Scoppiò subito una protesta da parte degli avvocati “offesi”, alcuni dei quali includono membri di aziende che si promuovono come specializzati in questioni di “diversità”. Il numero di “offesi” è iniziato da 60 ed è poi cresciuto online a 216 – da considerare su di un totale di 174.000 professionisti disponibili. La rivista ha rimosso l’articolo. Telefonate e messaggi di posta elettronica all’editore ed al direttore dal Corriere Canadese sono rimasti senza risposta. La testata online Canadian Gender Report ha ripubblicato l’articolo. Il suo amministratore è in tribunale contro l’Ottawa District School Board per materiale didattico e pratiche didattiche nei confronti della figlia di sei anni la cui insegnante apparentemente avrebbe detto che le bambine non esistono e che ci sono invece 58 generi.

All’epoca, Kenneth Zucker, un professore di psicologia dello sviluppo specializzato in disforia di genere, ossia il disturbo dell’identità di genere, disse che le incursioni del consiglio scolastico sull’educazione di genere equivalevano ad “un esperimento sociale pedagogico”. Zucker ha detto: “Cosa volete che i bambini capiscano? Come viene valutato? E stanno anche valutando eventuali indicatori di chiamiamoli effetti collaterali avversi di questo tipo di pedagogia?”

Ci sono pochissime prove empiriche per vedere come questi tipi di lezioni educative influenzino i bambini, ha detto Zucker. Il Canadian Gender Report è fortemente contrario all’uso di pratiche forzose e coercitive che tentano di cambiare il modo in cui le persone identificano se stesse e gli altri. (L’enfasi è loro). In risposta al passo indietro del Canadian Lawyer Magazine, il Canadian Gender Report ha pubblicato una lunga lettera di un uomo-trans, operatore sanitario, che afferma: “Sono arrivato a capire quelle concettualizzazioni come distorsioni, finzioni e retorica politica che in realtà danneggiano coloro i quali dovrebbe aiutare”.

Bruce Pardy, professore di diritto alla Queen’s University e membro dell’Advisory Board presso il Justice Centre for Constitutional Freedoms (JCCF), è entrato nel dibattito con un articolo pubblicato sul National Post (9 febbraio), e ripubblicato sul sito web della JCCF. Ha sottolineato che la “prassi da utilizzare in tribunale”, applicabile nelle corti provinciali della B.C., è stata il prodotto della consultazione con la Comunità per l’orientamento sessuale e l’identità di genere (SOGIC) dell’Ordine degli avvocati canadesi (sezione della B.C.).
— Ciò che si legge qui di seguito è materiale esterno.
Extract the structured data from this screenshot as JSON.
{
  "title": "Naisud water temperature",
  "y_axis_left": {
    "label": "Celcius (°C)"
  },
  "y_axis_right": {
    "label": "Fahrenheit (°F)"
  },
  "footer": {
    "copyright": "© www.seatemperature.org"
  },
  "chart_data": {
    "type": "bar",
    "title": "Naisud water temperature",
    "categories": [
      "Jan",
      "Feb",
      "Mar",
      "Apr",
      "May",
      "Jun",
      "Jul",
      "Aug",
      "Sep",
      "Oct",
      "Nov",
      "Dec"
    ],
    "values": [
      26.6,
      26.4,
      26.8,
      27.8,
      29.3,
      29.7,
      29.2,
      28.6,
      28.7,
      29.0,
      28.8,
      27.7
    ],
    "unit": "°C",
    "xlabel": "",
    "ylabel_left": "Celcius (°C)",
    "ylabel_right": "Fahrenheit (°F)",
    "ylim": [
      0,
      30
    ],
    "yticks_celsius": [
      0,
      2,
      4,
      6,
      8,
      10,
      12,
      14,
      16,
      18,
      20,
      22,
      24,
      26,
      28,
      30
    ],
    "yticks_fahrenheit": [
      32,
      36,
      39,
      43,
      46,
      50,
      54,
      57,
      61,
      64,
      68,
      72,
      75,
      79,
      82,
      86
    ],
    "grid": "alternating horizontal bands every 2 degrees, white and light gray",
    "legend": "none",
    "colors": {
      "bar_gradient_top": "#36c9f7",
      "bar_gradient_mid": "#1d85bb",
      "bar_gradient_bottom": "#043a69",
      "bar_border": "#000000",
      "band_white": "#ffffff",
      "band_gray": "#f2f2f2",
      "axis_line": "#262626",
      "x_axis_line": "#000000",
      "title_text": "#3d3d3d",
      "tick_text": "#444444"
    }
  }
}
Lasciò la netta impressione che si trattasse di una politica identitaria su mandato statale.

Il Corriere Canadese si schiera con chi concorda sul fatto che “la sicurezza dei bambini debba avere la priorità sull’attivismo politico”. A proposito, diversi avvocati dello studio che consiglia il Toronto Catholic District School Board sono stati firmatari della petizione che ha portato alla rimozione dell’articolo scritto da Shahdin Farsai. Mi viene in mente la metafora della volpe che sorveglia il pollaio.